- Kurmuk Location within Ethiopia
- Coordinates: 10°33′25″N 34°17′44″E﻿ / ﻿10.55694°N 34.29556°E
- Country: Ethiopia
- Region: Benishangul-Gumuz
- Zone: Asosa Zone
- Elevation: 653 m (2,142 ft)

Population (2005)
- • Total: 554
- Time zone: UTC+3 (EAT)

= Kurmuk, Ethiopia =

Kurmuk (also known as Kormuk) is a town in western Ethiopia. Located in the Asosa Zone of the Benishangul-Gumuz Region, Kurmuk has an elevation of 653 meters above sea level.

In 1962, Kurmuk was connected to Asosa by a dry-weather road, "rough but passable by trucks" according to the Highway Authority. However, by 1996 travel by this road was "discouraged for safety reasons."

Based on figures from the Central Statistical Agency, in 2005 this town has an estimated total population of 554, of whom 297 were males and 257 were females. According to the 1994 national census, its total population was 322, of whom 172 were males and 150 were females. It is the largest settlement in Kurmuk woreda.
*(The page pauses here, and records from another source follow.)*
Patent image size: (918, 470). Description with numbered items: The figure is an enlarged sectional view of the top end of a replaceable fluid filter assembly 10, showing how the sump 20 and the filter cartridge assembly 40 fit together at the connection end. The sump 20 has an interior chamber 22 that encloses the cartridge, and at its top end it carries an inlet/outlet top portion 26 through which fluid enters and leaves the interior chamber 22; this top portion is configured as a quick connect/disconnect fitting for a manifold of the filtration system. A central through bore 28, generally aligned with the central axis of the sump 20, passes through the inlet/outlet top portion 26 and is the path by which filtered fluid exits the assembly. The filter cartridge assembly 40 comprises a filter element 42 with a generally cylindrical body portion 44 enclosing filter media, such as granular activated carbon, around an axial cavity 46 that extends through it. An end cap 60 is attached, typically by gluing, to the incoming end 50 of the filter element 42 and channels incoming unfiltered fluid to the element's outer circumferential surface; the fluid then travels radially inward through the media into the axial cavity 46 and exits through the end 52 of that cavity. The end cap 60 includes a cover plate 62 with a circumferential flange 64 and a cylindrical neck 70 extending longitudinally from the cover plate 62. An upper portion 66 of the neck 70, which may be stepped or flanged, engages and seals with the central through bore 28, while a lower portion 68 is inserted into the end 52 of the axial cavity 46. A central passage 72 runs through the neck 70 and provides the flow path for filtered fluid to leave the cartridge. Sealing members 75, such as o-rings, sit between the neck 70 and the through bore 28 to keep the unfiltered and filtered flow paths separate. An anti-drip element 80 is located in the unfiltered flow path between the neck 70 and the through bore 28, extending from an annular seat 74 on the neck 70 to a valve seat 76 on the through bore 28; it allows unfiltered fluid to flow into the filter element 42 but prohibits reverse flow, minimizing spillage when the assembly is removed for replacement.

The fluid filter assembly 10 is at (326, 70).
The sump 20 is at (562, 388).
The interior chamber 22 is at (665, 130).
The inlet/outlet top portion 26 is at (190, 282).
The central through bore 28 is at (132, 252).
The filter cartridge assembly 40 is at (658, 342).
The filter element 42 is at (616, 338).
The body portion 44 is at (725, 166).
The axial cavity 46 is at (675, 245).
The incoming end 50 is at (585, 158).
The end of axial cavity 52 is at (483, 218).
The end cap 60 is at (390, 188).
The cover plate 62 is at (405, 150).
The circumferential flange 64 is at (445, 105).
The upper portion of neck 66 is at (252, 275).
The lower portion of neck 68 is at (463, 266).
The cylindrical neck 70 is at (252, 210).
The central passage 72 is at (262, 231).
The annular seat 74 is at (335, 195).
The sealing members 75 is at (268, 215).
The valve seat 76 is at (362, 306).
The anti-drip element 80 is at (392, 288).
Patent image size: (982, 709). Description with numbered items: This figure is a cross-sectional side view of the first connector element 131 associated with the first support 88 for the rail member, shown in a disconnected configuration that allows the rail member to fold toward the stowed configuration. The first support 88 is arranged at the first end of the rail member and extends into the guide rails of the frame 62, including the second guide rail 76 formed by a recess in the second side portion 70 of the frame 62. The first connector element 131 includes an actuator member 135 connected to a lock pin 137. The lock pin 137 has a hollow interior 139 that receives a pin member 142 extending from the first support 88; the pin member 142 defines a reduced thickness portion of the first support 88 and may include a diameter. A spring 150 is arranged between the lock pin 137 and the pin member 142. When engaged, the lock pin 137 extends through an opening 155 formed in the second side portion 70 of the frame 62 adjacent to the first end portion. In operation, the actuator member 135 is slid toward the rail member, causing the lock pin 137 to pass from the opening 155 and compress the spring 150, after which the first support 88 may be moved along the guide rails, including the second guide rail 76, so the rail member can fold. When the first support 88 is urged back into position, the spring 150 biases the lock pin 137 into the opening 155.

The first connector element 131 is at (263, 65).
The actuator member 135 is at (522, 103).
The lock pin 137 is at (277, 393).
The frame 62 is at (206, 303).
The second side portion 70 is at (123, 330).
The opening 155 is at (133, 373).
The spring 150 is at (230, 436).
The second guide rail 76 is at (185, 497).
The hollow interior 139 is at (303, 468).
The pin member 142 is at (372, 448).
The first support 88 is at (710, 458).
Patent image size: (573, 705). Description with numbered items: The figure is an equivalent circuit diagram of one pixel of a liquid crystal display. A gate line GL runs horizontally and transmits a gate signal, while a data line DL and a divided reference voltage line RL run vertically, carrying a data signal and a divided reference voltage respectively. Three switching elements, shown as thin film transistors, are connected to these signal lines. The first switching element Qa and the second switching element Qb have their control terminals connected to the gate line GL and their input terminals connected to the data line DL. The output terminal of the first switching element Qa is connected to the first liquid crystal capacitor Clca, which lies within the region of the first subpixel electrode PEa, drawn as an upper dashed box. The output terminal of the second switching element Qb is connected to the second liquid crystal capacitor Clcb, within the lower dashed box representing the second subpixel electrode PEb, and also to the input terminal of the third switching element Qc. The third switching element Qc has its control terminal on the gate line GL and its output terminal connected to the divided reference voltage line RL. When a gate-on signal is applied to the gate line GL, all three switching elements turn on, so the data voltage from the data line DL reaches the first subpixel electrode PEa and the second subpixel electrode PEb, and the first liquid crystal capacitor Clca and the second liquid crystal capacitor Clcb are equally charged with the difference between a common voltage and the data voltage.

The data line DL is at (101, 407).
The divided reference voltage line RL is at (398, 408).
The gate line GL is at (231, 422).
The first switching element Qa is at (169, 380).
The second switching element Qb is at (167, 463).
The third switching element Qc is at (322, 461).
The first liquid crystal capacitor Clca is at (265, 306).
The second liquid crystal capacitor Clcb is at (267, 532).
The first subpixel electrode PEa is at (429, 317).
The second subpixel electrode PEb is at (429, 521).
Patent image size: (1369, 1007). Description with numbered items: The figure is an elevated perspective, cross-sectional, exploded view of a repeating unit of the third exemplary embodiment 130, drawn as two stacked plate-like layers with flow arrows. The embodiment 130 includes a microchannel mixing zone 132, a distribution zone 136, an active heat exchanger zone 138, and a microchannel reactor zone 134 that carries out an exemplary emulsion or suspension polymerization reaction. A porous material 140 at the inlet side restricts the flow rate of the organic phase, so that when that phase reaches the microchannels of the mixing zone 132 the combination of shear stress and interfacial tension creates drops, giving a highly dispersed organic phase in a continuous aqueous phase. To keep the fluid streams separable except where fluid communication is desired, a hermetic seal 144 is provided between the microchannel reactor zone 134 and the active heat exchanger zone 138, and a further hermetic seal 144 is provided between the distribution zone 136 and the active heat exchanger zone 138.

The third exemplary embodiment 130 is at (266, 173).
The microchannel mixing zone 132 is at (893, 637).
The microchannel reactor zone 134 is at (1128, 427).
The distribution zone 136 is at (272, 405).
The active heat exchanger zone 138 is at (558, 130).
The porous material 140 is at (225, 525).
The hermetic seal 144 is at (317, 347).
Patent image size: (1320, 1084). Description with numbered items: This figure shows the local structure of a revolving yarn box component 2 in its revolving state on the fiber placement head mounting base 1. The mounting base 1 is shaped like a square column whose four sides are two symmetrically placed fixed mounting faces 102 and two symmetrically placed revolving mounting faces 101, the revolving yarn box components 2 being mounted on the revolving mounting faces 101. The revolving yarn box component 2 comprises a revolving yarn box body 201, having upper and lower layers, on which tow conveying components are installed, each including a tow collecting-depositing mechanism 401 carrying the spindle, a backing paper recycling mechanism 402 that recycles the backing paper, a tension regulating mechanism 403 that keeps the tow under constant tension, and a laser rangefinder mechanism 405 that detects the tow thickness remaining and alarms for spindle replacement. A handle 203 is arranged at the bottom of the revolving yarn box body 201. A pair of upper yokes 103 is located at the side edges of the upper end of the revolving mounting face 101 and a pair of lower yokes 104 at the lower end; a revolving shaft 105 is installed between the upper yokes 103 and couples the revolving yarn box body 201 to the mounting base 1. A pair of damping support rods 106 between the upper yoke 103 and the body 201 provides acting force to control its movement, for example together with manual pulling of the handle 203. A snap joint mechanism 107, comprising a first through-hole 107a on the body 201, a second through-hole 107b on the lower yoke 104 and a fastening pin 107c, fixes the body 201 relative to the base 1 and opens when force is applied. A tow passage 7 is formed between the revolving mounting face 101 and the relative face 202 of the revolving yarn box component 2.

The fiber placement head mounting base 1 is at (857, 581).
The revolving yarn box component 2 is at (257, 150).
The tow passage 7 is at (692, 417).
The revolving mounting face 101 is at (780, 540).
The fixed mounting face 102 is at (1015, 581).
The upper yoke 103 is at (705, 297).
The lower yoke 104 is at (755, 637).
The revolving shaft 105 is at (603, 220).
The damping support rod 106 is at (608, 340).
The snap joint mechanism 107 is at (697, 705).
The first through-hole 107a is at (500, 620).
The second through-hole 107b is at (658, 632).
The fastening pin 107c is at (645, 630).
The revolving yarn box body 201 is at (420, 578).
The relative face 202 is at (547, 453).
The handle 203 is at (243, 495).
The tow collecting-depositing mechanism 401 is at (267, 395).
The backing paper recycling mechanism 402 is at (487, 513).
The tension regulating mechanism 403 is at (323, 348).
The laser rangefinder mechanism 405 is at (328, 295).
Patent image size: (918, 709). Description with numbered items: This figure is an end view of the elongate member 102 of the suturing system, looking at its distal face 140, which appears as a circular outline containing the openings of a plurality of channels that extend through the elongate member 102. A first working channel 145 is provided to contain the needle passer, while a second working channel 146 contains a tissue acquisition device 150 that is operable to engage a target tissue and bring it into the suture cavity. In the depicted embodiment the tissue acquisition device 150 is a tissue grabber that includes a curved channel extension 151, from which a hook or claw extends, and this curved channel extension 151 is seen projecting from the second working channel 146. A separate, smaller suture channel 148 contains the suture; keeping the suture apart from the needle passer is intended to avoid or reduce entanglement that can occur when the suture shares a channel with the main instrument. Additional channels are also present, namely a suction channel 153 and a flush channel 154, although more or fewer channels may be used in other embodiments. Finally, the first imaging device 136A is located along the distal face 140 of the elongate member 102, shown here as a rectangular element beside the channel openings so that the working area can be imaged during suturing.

The Italian colonial battalion stationed at Kurmuk attacked its twin in Sudan, Kurmuk, 7 July 1940, which was held by Bimbashi Mervyn Bell, with three British auxiliaries and 51 police. Bell eventually withdrew his men in good order, allowing the Italians to capture Kurmuk. Kurmuk was taken from the Italians by the British several months later on 14 February 1941. At the end of 1985, the Sudan Peoples Liberation Army (SPLA) set up bases in the hills across the Ethiopian border, south of Kurmuk . The Ethiopian National Defense Force provided the SPLA with support when they launched a cross-border raid into Sudan in 1997.